É Whale e não Wale, mas de resto, mais um fantastico trabalho do EA, parabens!!
Bonito exemplar de Whale´s Mouth, não há muito melhor que isso...


----------



## ecobcg (11 Fev 2015 às 07:55)

stormy disse:


> É Whale e não Wale, mas de resto, mais um fantastico trabalho do EA, parabens!!
> Bonito exemplar de Whale´s Mouth, não há muito melhor que isso...

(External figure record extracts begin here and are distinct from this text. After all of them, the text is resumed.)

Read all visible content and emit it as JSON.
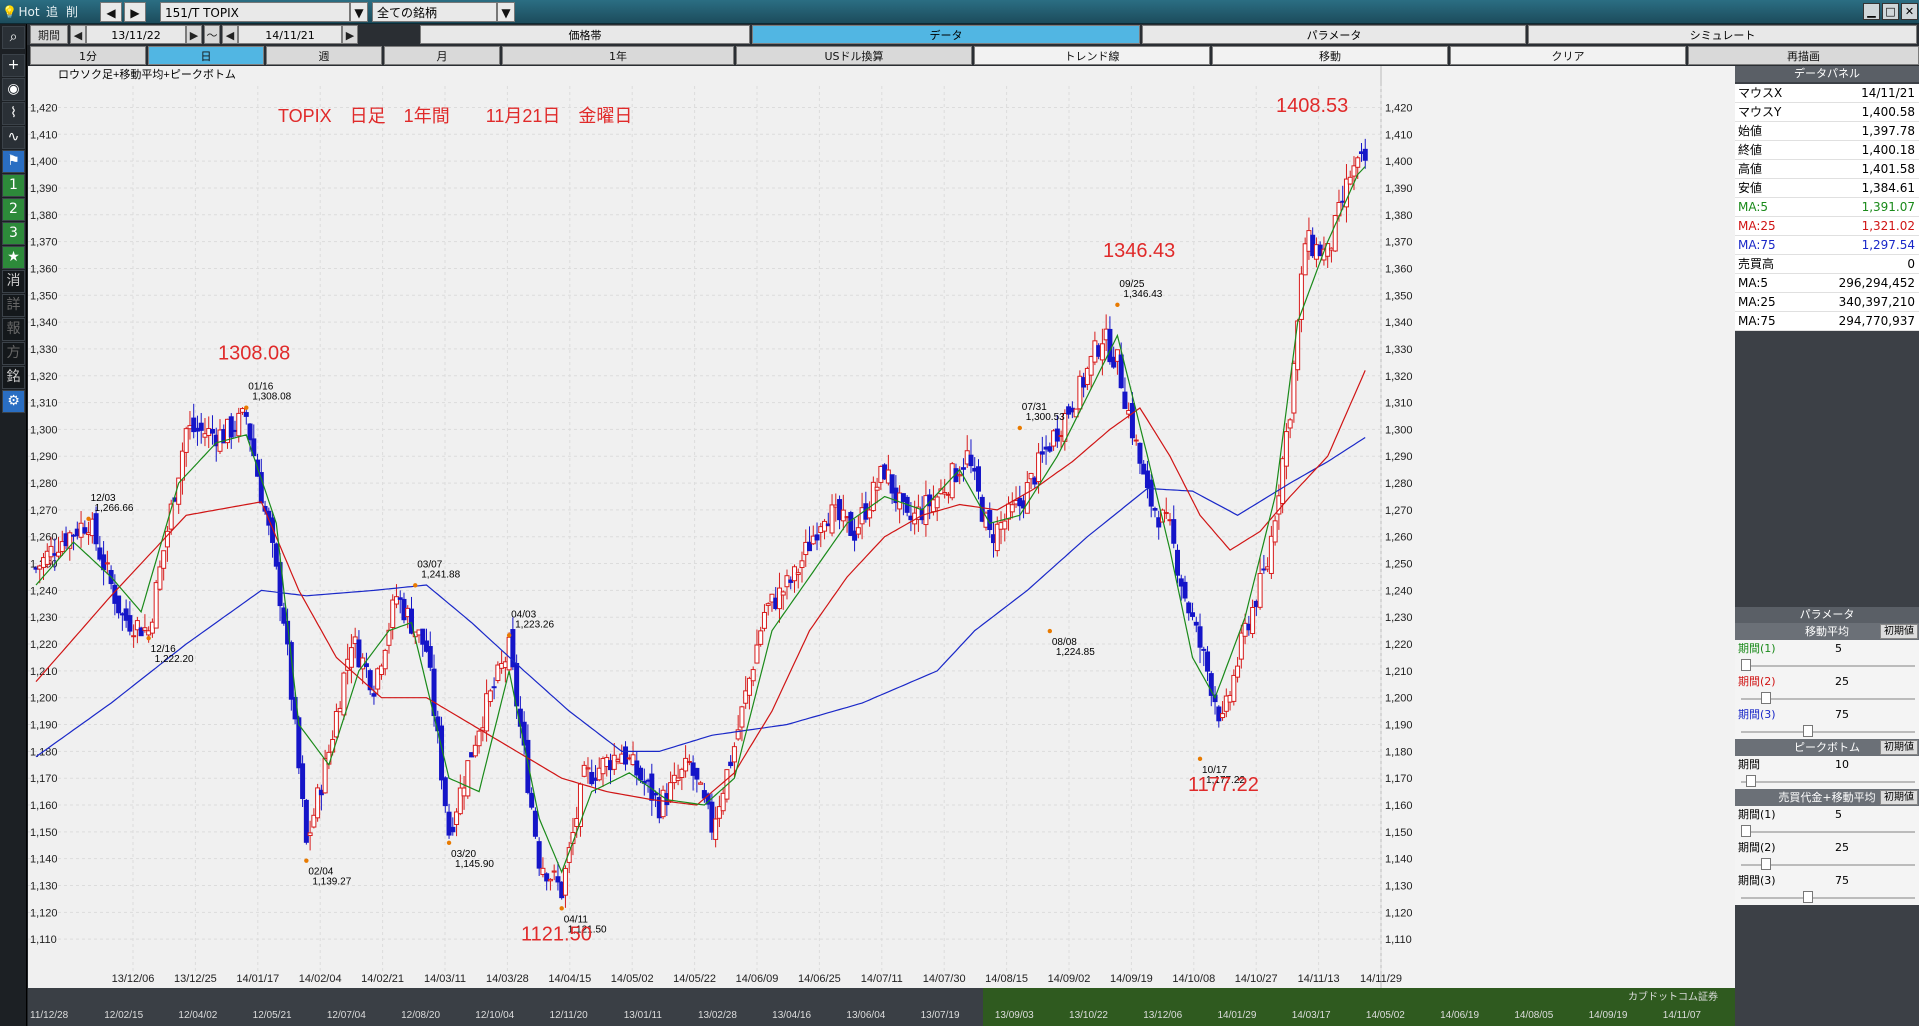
{
  "toolbar": {
    "hot": "Hot",
    "add": "追",
    "del": "削",
    "symbol": "151/T TOPIX",
    "scope": "全ての銘柄",
    "period_label": "期間",
    "date_from": "13/11/22",
    "tilde": "～",
    "date_to": "14/11/21"
  },
  "tabs_row": [
    "価格帯",
    "データ",
    "パラメータ",
    "シミュレート"
  ],
  "interval_row": [
    "1分",
    "日",
    "週",
    "月",
    "1年",
    "USドル換算",
    "トレンド線",
    "移動",
    "クリア",
    "再描画"
  ],
  "sidebar_numbers": [
    "1",
    "2",
    "3"
  ],
  "sidebar_chars": [
    "消",
    "詳",
    "報",
    "方",
    "銘"
  ],
  "chart_data": {
    "type": "candlestick",
    "subtitle": "ロウソク足+移動平均+ピークボトム",
    "title": "TOPIX　日足　1年間　　11月21日　金曜日",
    "ylim": [
      1100,
      1428
    ],
    "yticks": [
      1110,
      1120,
      1130,
      1140,
      1150,
      1160,
      1170,
      1180,
      1190,
      1200,
      1210,
      1220,
      1230,
      1240,
      1250,
      1260,
      1270,
      1280,
      1290,
      1300,
      1310,
      1320,
      1330,
      1340,
      1350,
      1360,
      1370,
      1380,
      1390,
      1400,
      1410,
      1420
    ],
    "xticks": [
      "13/12/06",
      "13/12/25",
      "14/01/17",
      "14/02/04",
      "14/02/21",
      "14/03/11",
      "14/03/28",
      "14/04/15",
      "14/05/02",
      "14/05/22",
      "14/06/09",
      "14/06/25",
      "14/07/11",
      "14/07/30",
      "14/08/15",
      "14/09/02",
      "14/09/19",
      "14/10/08",
      "14/10/27",
      "14/11/13",
      "14/11/29"
    ],
    "big_labels": [
      {
        "text": "1308.08",
        "at": 1308.08
      },
      {
        "text": "1121.50",
        "at": 1121.5
      },
      {
        "text": "1346.43",
        "at": 1346.43
      },
      {
        "text": "1177.22",
        "at": 1177.22
      },
      {
        "text": "1408.53",
        "at": 1408.53
      }
    ],
    "peaks": [
      {
        "date": "12/03",
        "value": "1,266.66",
        "price": 1266.66,
        "type": "peak"
      },
      {
        "date": "12/16",
        "value": "1,222.20",
        "price": 1222.2,
        "type": "bottom"
      },
      {
        "date": "01/16",
        "value": "1,308.08",
        "price": 1308.08,
        "type": "peak"
      },
      {
        "date": "02/04",
        "value": "1,139.27",
        "price": 1139.27,
        "type": "bottom"
      },
      {
        "date": "03/07",
        "value": "1,241.88",
        "price": 1241.88,
        "type": "peak"
      },
      {
        "date": "03/20",
        "value": "1,145.90",
        "price": 1145.9,
        "type": "bottom"
      },
      {
        "date": "04/03",
        "value": "1,223.26",
        "price": 1223.26,
        "type": "peak"
      },
      {
        "date": "04/11",
        "value": "1,121.50",
        "price": 1121.5,
        "type": "bottom"
      },
      {
        "date": "07/31",
        "value": "1,300.53",
        "price": 1300.53,
        "type": "peak"
      },
      {
        "date": "08/08",
        "value": "1,224.85",
        "price": 1224.85,
        "type": "bottom"
      },
      {
        "date": "09/25",
        "value": "1,346.43",
        "price": 1346.43,
        "type": "peak"
      },
      {
        "date": "10/17",
        "value": "1,177.22",
        "price": 1177.22,
        "type": "bottom"
      }
    ],
    "anchors": [
      [
        0,
        1248
      ],
      [
        6,
        1258
      ],
      [
        14,
        1266
      ],
      [
        23,
        1230
      ],
      [
        30,
        1225
      ],
      [
        40,
        1300
      ],
      [
        50,
        1298
      ],
      [
        56,
        1305
      ],
      [
        62,
        1262
      ],
      [
        66,
        1230
      ],
      [
        72,
        1145
      ],
      [
        78,
        1180
      ],
      [
        84,
        1222
      ],
      [
        90,
        1205
      ],
      [
        96,
        1238
      ],
      [
        104,
        1218
      ],
      [
        110,
        1150
      ],
      [
        118,
        1190
      ],
      [
        126,
        1218
      ],
      [
        134,
        1140
      ],
      [
        140,
        1128
      ],
      [
        146,
        1170
      ],
      [
        156,
        1180
      ],
      [
        166,
        1160
      ],
      [
        174,
        1175
      ],
      [
        180,
        1152
      ],
      [
        186,
        1182
      ],
      [
        194,
        1232
      ],
      [
        202,
        1245
      ],
      [
        210,
        1270
      ],
      [
        218,
        1262
      ],
      [
        226,
        1285
      ],
      [
        232,
        1265
      ],
      [
        240,
        1275
      ],
      [
        248,
        1290
      ],
      [
        254,
        1260
      ],
      [
        262,
        1272
      ],
      [
        270,
        1295
      ],
      [
        278,
        1315
      ],
      [
        284,
        1335
      ],
      [
        288,
        1325
      ],
      [
        296,
        1275
      ],
      [
        302,
        1262
      ],
      [
        306,
        1238
      ],
      [
        312,
        1210
      ],
      [
        316,
        1190
      ],
      [
        322,
        1225
      ],
      [
        328,
        1250
      ],
      [
        334,
        1308
      ],
      [
        338,
        1370
      ],
      [
        344,
        1365
      ],
      [
        350,
        1395
      ],
      [
        354,
        1400
      ]
    ],
    "ma5_anchors": [
      [
        0,
        1242
      ],
      [
        10,
        1258
      ],
      [
        20,
        1245
      ],
      [
        28,
        1232
      ],
      [
        38,
        1280
      ],
      [
        48,
        1295
      ],
      [
        56,
        1298
      ],
      [
        64,
        1265
      ],
      [
        70,
        1190
      ],
      [
        78,
        1175
      ],
      [
        86,
        1210
      ],
      [
        94,
        1225
      ],
      [
        100,
        1228
      ],
      [
        110,
        1170
      ],
      [
        118,
        1165
      ],
      [
        126,
        1210
      ],
      [
        134,
        1155
      ],
      [
        140,
        1135
      ],
      [
        148,
        1165
      ],
      [
        158,
        1172
      ],
      [
        168,
        1162
      ],
      [
        178,
        1160
      ],
      [
        186,
        1170
      ],
      [
        196,
        1225
      ],
      [
        206,
        1245
      ],
      [
        216,
        1265
      ],
      [
        226,
        1275
      ],
      [
        236,
        1270
      ],
      [
        246,
        1285
      ],
      [
        254,
        1265
      ],
      [
        262,
        1268
      ],
      [
        272,
        1290
      ],
      [
        282,
        1318
      ],
      [
        288,
        1335
      ],
      [
        296,
        1290
      ],
      [
        302,
        1255
      ],
      [
        308,
        1215
      ],
      [
        314,
        1200
      ],
      [
        322,
        1230
      ],
      [
        330,
        1275
      ],
      [
        336,
        1340
      ],
      [
        344,
        1370
      ],
      [
        352,
        1395
      ],
      [
        354,
        1398
      ]
    ],
    "ma25_anchors": [
      [
        0,
        1206
      ],
      [
        20,
        1238
      ],
      [
        40,
        1268
      ],
      [
        60,
        1273
      ],
      [
        70,
        1240
      ],
      [
        80,
        1215
      ],
      [
        92,
        1200
      ],
      [
        104,
        1200
      ],
      [
        116,
        1190
      ],
      [
        128,
        1180
      ],
      [
        140,
        1170
      ],
      [
        152,
        1165
      ],
      [
        164,
        1162
      ],
      [
        176,
        1160
      ],
      [
        186,
        1172
      ],
      [
        196,
        1195
      ],
      [
        206,
        1225
      ],
      [
        216,
        1245
      ],
      [
        226,
        1260
      ],
      [
        236,
        1268
      ],
      [
        246,
        1272
      ],
      [
        256,
        1270
      ],
      [
        266,
        1278
      ],
      [
        276,
        1288
      ],
      [
        286,
        1300
      ],
      [
        294,
        1308
      ],
      [
        302,
        1290
      ],
      [
        310,
        1268
      ],
      [
        318,
        1255
      ],
      [
        326,
        1262
      ],
      [
        334,
        1275
      ],
      [
        344,
        1290
      ],
      [
        354,
        1322
      ]
    ],
    "ma75_anchors": [
      [
        0,
        1178
      ],
      [
        20,
        1198
      ],
      [
        40,
        1220
      ],
      [
        60,
        1240
      ],
      [
        72,
        1238
      ],
      [
        90,
        1240
      ],
      [
        104,
        1242
      ],
      [
        116,
        1228
      ],
      [
        130,
        1210
      ],
      [
        142,
        1195
      ],
      [
        156,
        1180
      ],
      [
        166,
        1180
      ],
      [
        180,
        1186
      ],
      [
        200,
        1190
      ],
      [
        220,
        1198
      ],
      [
        240,
        1210
      ],
      [
        250,
        1225
      ],
      [
        264,
        1240
      ],
      [
        280,
        1260
      ],
      [
        296,
        1278
      ],
      [
        308,
        1277
      ],
      [
        320,
        1268
      ],
      [
        334,
        1280
      ],
      [
        344,
        1288
      ],
      [
        354,
        1297
      ]
    ]
  },
  "panel": {
    "title": "データパネル",
    "rows": [
      {
        "k": "マウスX",
        "v": "14/11/21",
        "color": "#000000"
      },
      {
        "k": "マウスY",
        "v": "1,400.58",
        "color": "#000000"
      },
      {
        "k": "始値",
        "v": "1,397.78",
        "color": "#000000"
      },
      {
        "k": "終値",
        "v": "1,400.18",
        "color": "#000000"
      },
      {
        "k": "高値",
        "v": "1,401.58",
        "color": "#000000"
      },
      {
        "k": "安値",
        "v": "1,384.61",
        "color": "#000000"
      },
      {
        "k": "MA:5",
        "v": "1,391.07",
        "color": "#1a8a1a"
      },
      {
        "k": "MA:25",
        "v": "1,321.02",
        "color": "#d01515"
      },
      {
        "k": "MA:75",
        "v": "1,297.54",
        "color": "#1a28c8"
      },
      {
        "k": "売買高",
        "v": "0",
        "color": "#000000"
      },
      {
        "k": "MA:5",
        "v": "296,294,452",
        "color": "#000000"
      },
      {
        "k": "MA:25",
        "v": "340,397,210",
        "color": "#000000"
      },
      {
        "k": "MA:75",
        "v": "294,770,937",
        "color": "#000000"
      }
    ],
    "params_title": "パラメータ",
    "reset_label": "初期値",
    "ma_section": "移動平均",
    "ma_rows": [
      {
        "k": "期間(1)",
        "v": "5",
        "level": 0.0
      },
      {
        "k": "期間(2)",
        "v": "25",
        "level": 0.12
      },
      {
        "k": "期間(3)",
        "v": "75",
        "level": 0.38
      }
    ],
    "pb_section": "ピークボトム",
    "pb_rows": [
      {
        "k": "期間",
        "v": "10",
        "level": 0.03
      }
    ],
    "vol_section": "売買代金+移動平均",
    "vol_rows": [
      {
        "k": "期間(1)",
        "v": "5",
        "level": 0.0
      },
      {
        "k": "期間(2)",
        "v": "25",
        "level": 0.12
      },
      {
        "k": "期間(3)",
        "v": "75",
        "level": 0.38
      }
    ]
  },
  "bottom_dates": [
    "11/12/28",
    "12/02/15",
    "12/04/02",
    "12/05/21",
    "12/07/04",
    "12/08/20",
    "12/10/04",
    "12/11/20",
    "13/01/11",
    "13/02/28",
    "13/04/16",
    "13/06/04",
    "13/07/19",
    "13/09/03",
    "13/10/22",
    "13/12/06",
    "14/01/29",
    "14/03/17",
    "14/05/02",
    "14/06/19",
    "14/08/05",
    "14/09/19",
    "14/11/07"
  ],
  "bottom_brand": "カブドットコム証券",
  "colors": {
    "up": "#d81c1c",
    "down": "#1515c8",
    "ma5": "#1a8a1a",
    "ma25": "#d01515",
    "ma75": "#1a28c8",
    "accent": "#51b6e3"
  }
}
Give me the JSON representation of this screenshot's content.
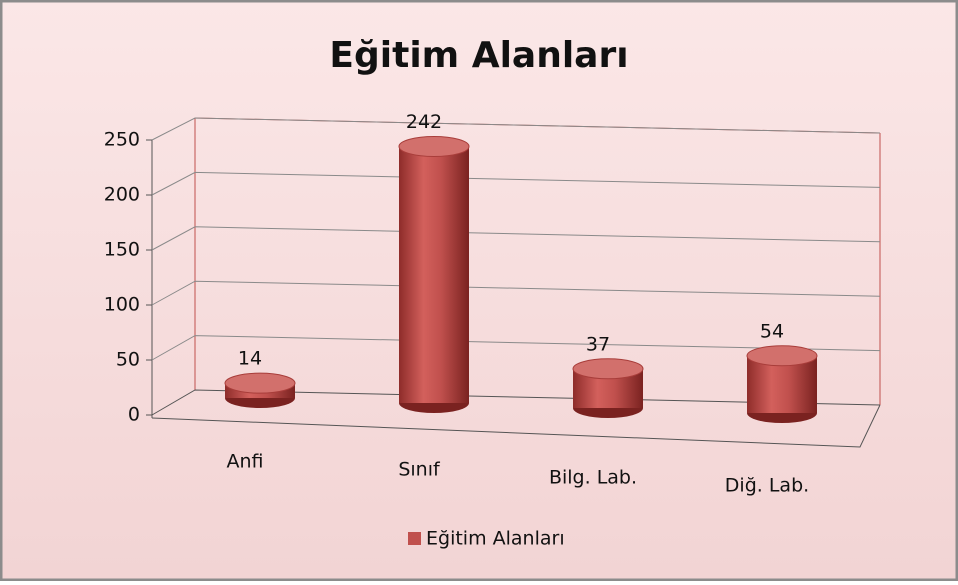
{
  "chart_data": {
    "type": "bar",
    "title": "Eğitim Alanları",
    "categories": [
      "Anfi",
      "Sınıf",
      "Bilg. Lab.",
      "Diğ. Lab."
    ],
    "series": [
      {
        "name": "Eğitim Alanları",
        "color": "#c0504d",
        "values": [
          14,
          242,
          37,
          54
        ]
      }
    ],
    "ylim": [
      0,
      250
    ],
    "yticks": [
      0,
      50,
      100,
      150,
      200,
      250
    ],
    "grid": true
  }
}
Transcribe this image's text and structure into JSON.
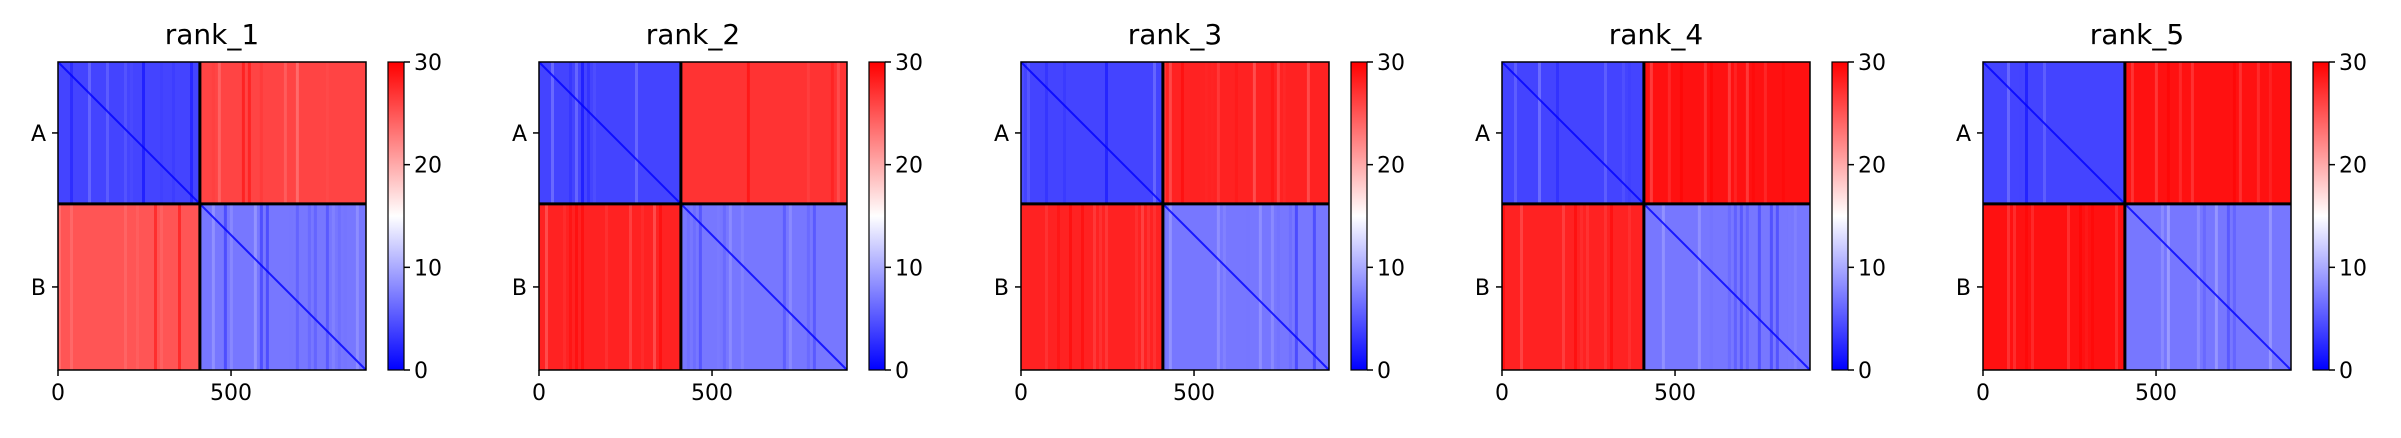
{
  "chart_data": {
    "type": "heatmap",
    "description_note": "",
    "colormap": {
      "low": "#0000ff",
      "mid": "#ffffff",
      "high": "#ff0000"
    },
    "color_range": [
      0,
      30
    ],
    "colorbar_ticks": [
      0,
      10,
      20,
      30
    ],
    "colorbar_tick_labels": [
      "0",
      "10",
      "20",
      "30"
    ],
    "x_ticks": [
      0,
      500
    ],
    "x_tick_labels": [
      "0",
      "500"
    ],
    "x_range": [
      0,
      890
    ],
    "segments": [
      {
        "label": "A",
        "start": 0,
        "end": 410
      },
      {
        "label": "B",
        "start": 410,
        "end": 890
      }
    ],
    "panels": [
      {
        "title": "rank_1",
        "mean_values": {
          "AA": 4,
          "AB": 26,
          "BA": 25,
          "BB": 7
        }
      },
      {
        "title": "rank_2",
        "mean_values": {
          "AA": 4,
          "AB": 27,
          "BA": 28,
          "BB": 7
        }
      },
      {
        "title": "rank_3",
        "mean_values": {
          "AA": 4,
          "AB": 28,
          "BA": 28,
          "BB": 7
        }
      },
      {
        "title": "rank_4",
        "mean_values": {
          "AA": 4,
          "AB": 29,
          "BA": 28,
          "BB": 7
        }
      },
      {
        "title": "rank_5",
        "mean_values": {
          "AA": 4,
          "AB": 29,
          "BA": 29,
          "BB": 7
        }
      }
    ]
  }
}
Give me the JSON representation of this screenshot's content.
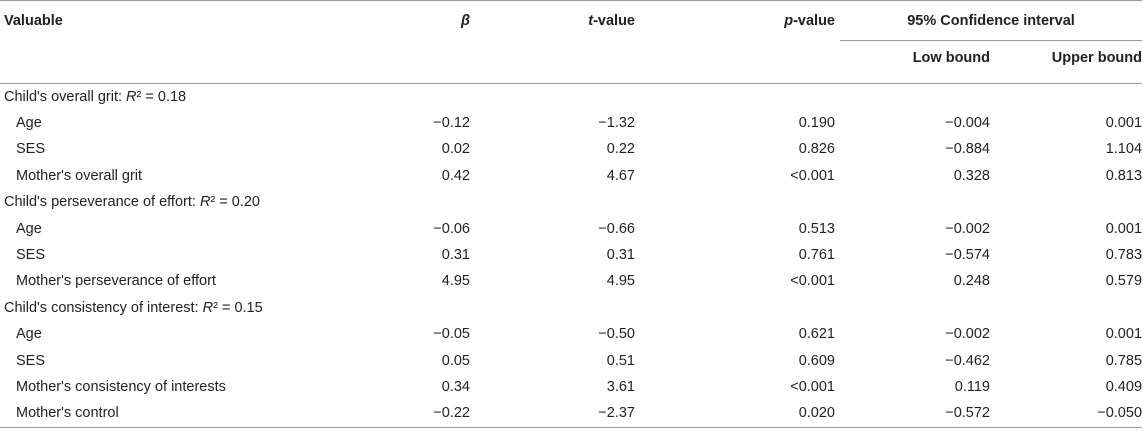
{
  "header": {
    "variable": "Valuable",
    "beta": "β",
    "t_italic": "t",
    "t_rest": "-value",
    "p_italic": "p",
    "p_rest": "-value",
    "ci": "95% Confidence interval",
    "low": "Low bound",
    "upper": "Upper bound"
  },
  "sections": [
    {
      "title_pre": "Child's overall grit: ",
      "title_r": "R",
      "title_post": "² = 0.18",
      "rows": [
        {
          "label": "Age",
          "beta": "−0.12",
          "t": "−1.32",
          "p": "0.190",
          "low": "−0.004",
          "upper": "0.001"
        },
        {
          "label": "SES",
          "beta": "0.02",
          "t": "0.22",
          "p": "0.826",
          "low": "−0.884",
          "upper": "1.104"
        },
        {
          "label": "Mother's overall grit",
          "beta": "0.42",
          "t": "4.67",
          "p": "<0.001",
          "low": "0.328",
          "upper": "0.813"
        }
      ]
    },
    {
      "title_pre": "Child's perseverance of effort: ",
      "title_r": "R",
      "title_post": "² = 0.20",
      "rows": [
        {
          "label": "Age",
          "beta": "−0.06",
          "t": "−0.66",
          "p": "0.513",
          "low": "−0.002",
          "upper": "0.001"
        },
        {
          "label": "SES",
          "beta": "0.31",
          "t": "0.31",
          "p": "0.761",
          "low": "−0.574",
          "upper": "0.783"
        },
        {
          "label": "Mother's perseverance of effort",
          "beta": "4.95",
          "t": "4.95",
          "p": "<0.001",
          "low": "0.248",
          "upper": "0.579"
        }
      ]
    },
    {
      "title_pre": "Child's consistency of interest: ",
      "title_r": "R",
      "title_post": "² = 0.15",
      "rows": [
        {
          "label": "Age",
          "beta": "−0.05",
          "t": "−0.50",
          "p": "0.621",
          "low": "−0.002",
          "upper": "0.001"
        },
        {
          "label": "SES",
          "beta": "0.05",
          "t": "0.51",
          "p": "0.609",
          "low": "−0.462",
          "upper": "0.785"
        },
        {
          "label": "Mother's consistency of interests",
          "beta": "0.34",
          "t": "3.61",
          "p": "<0.001",
          "low": "0.119",
          "upper": "0.409"
        },
        {
          "label": "Mother's control",
          "beta": "−0.22",
          "t": "−2.37",
          "p": "0.020",
          "low": "−0.572",
          "upper": "−0.050"
        }
      ]
    }
  ]
}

Tens razão!  Só depois de meter o vídeo é que reparei nisso. Vou corrigir no vídeo também.


----------



## Ricardo Martins (11 Fev 2015 às 09:24)

É pena estar privado


----------



## ecobcg (11 Fev 2015 às 09:38)

Ricardo Martins disse:


> É pena estar privado



Não está... ora vê lá agora...


----------



## Portugal Storms (11 Fev 2015 às 09:47)

ecobcg disse:


> Um pequeno vídeo de hoje, com a evolução e entrada em terra daquela linha de instabilidade no Barlavento.
> 
> (ver em HD)



Excelente trabalho.


----------



## ecobcg (11 Fev 2015 às 13:44)

Portugal Storms disse:


> Excelente trabalho.


Obrigado!


----------



## João Pedro (11 Fev 2015 às 19:46)

Muito bom!


----------



## AndréFrade (11 Fev 2015 às 19:51)

Muito bom !


----------



## jonas_87 (11 Fev 2015 às 19:59)

Céu incrível. 
Sempre em cima do acontecimento *Ecobcg*, parabéns!


----------



## actioman (11 Fev 2015 às 22:25)

De nível profissional!  

Muito bom Ecobcg! Mais um excelente trabalho de imagem neste evento à maneira! Pena que só apanhou um "cadinho" do Algarve! 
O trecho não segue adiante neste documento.